As soon as they let her go, she reported the assault. The same day, police took away the officers' guns and got a court order to seize their uniforms and underwear. Tests found semen containing Fallon's DNA. None of Carre's DNA was found.

They were arrested and fired a month later.

When Internal Affairs began combing through their paperwork, Lt. John Echols later said, he was "sort of in awe" by what he found: a string of other women who said they were abused or harassed by one or both officers.

On the eve of a trial, Fallon and Carre struck a deal with prosecutors and pleaded guilty to indecent assault and official oppression - using their police powers to commit a crime.

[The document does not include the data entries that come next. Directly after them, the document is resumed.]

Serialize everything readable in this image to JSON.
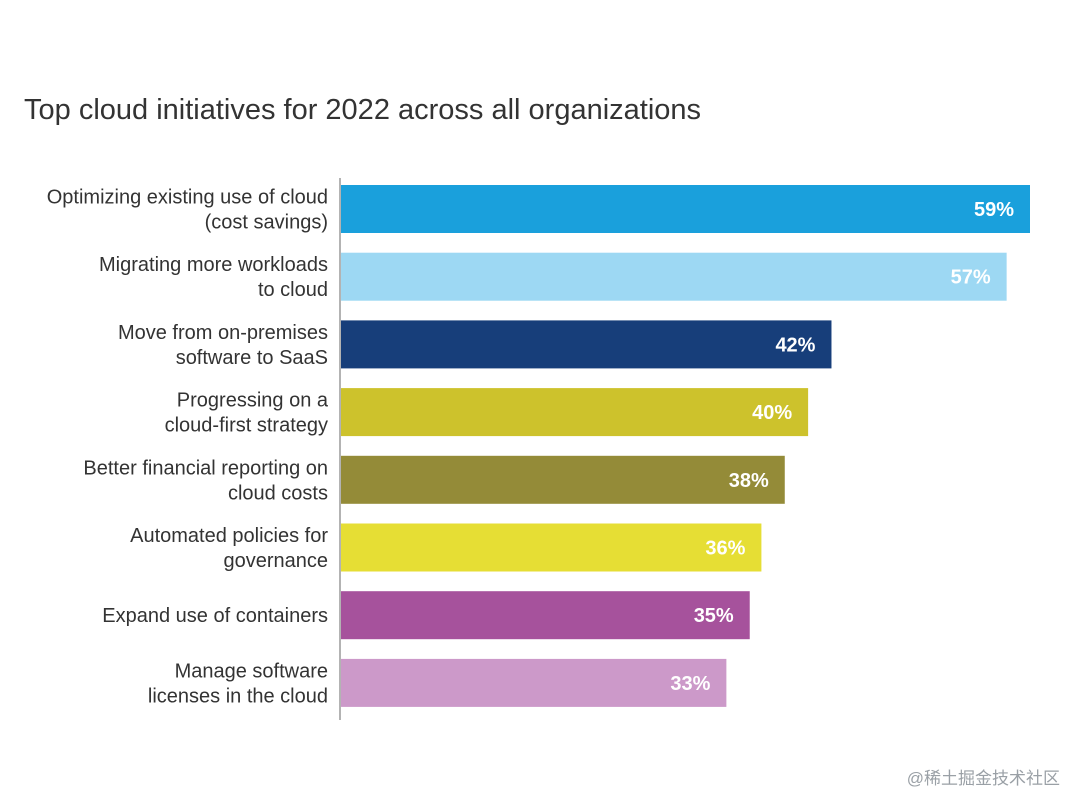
{
  "chart_data": {
    "type": "bar",
    "orientation": "horizontal",
    "title": "Top cloud initiatives for 2022 across all organizations",
    "xlabel": "",
    "ylabel": "",
    "xlim": [
      0,
      59
    ],
    "grid": false,
    "legend": "none",
    "categories": [
      [
        "Optimizing existing use of cloud",
        "(cost savings)"
      ],
      [
        "Migrating more workloads",
        "to cloud"
      ],
      [
        "Move from on-premises",
        "software to SaaS"
      ],
      [
        "Progressing on a",
        "cloud-first strategy"
      ],
      [
        "Better financial reporting on",
        "cloud costs"
      ],
      [
        "Automated policies for",
        "governance"
      ],
      [
        "Expand use of containers"
      ],
      [
        "Manage software",
        "licenses in the cloud"
      ]
    ],
    "values": [
      59,
      57,
      42,
      40,
      38,
      36,
      35,
      33
    ],
    "value_labels": [
      "59%",
      "57%",
      "42%",
      "40%",
      "38%",
      "36%",
      "35%",
      "33%"
    ],
    "colors": [
      "#1aa0dc",
      "#9dd8f3",
      "#173e7a",
      "#cdc22c",
      "#948b38",
      "#e6de34",
      "#a6529c",
      "#cc99c9"
    ],
    "value_label_color": "#ffffff"
  },
  "watermark": "@稀土掘金技术社区"
}
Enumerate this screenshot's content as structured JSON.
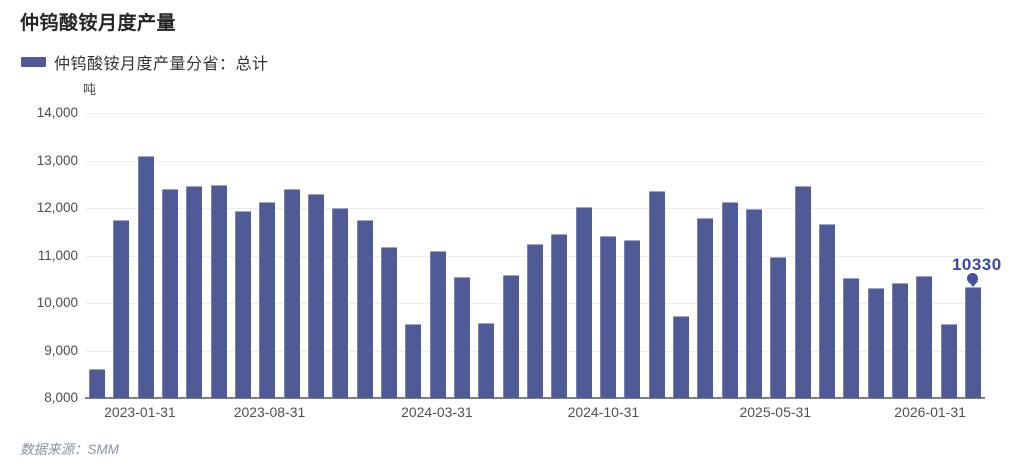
{
  "chart": {
    "title": "仲钨酸铵月度产量",
    "legend_label": "仲钨酸铵月度产量分省：总计",
    "unit": "吨",
    "source": "数据来源：SMM",
    "highlight_value": "10330"
  },
  "chart_data": {
    "type": "bar",
    "title": "仲钨酸铵月度产量",
    "series_name": "仲钨酸铵月度产量分省：总计",
    "ylabel": "吨",
    "ylim": [
      8000,
      14000
    ],
    "ytick_interval": 1000,
    "ytick_labels": [
      "8,000",
      "9,000",
      "10,000",
      "11,000",
      "12,000",
      "13,000",
      "14,000"
    ],
    "grid": true,
    "legend_position": "top-left",
    "values": [
      8620,
      11750,
      13100,
      12390,
      12470,
      12490,
      11930,
      12120,
      12400,
      12300,
      11990,
      11740,
      11180,
      9550,
      11090,
      10550,
      9580,
      10600,
      11250,
      11450,
      12020,
      11420,
      11320,
      12350,
      9730,
      11800,
      12120,
      11970,
      10960,
      12470,
      11670,
      10530,
      10320,
      10420,
      10570,
      9560,
      10330
    ],
    "x_axis_labels": [
      {
        "label": "2023-01-31",
        "pos": 0.061
      },
      {
        "label": "2023-08-31",
        "pos": 0.205
      },
      {
        "label": "2024-03-31",
        "pos": 0.391
      },
      {
        "label": "2024-10-31",
        "pos": 0.576
      },
      {
        "label": "2025-05-31",
        "pos": 0.767
      },
      {
        "label": "2026-01-31",
        "pos": 0.939
      }
    ],
    "last_point_label": "10330",
    "colors": {
      "bar": "#4f5b96",
      "highlight_text": "#3a48a0",
      "pin": "#46529e",
      "grid": "#ececf2",
      "axis": "#7a7e89"
    }
  }
}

Rape charges were dropped and they avoided jail.

In spite of their guilty pleas, both now insist that they are innocent. Again, their stories differ.

Carre says he only watched while the woman voluntarily had sex with Fallon. Fallon says that he and Carre had sex with her, but that it was her idea.

"She goes, 'Is there any way you can lose your partner?... I think you're cute,' " Fallon said.

Both men remain bitter. "The whole case is a joke," Fallon said. "I took the deal to get on with my life. For 10 minutes of pleasure, I've been suffering since 2003."

In court, the woman she said she has never shaken her memory of the attacks.

"I'd like you to know that they did rape me," she told the judge as he sentenced the officers to probation. "They took my life away from me."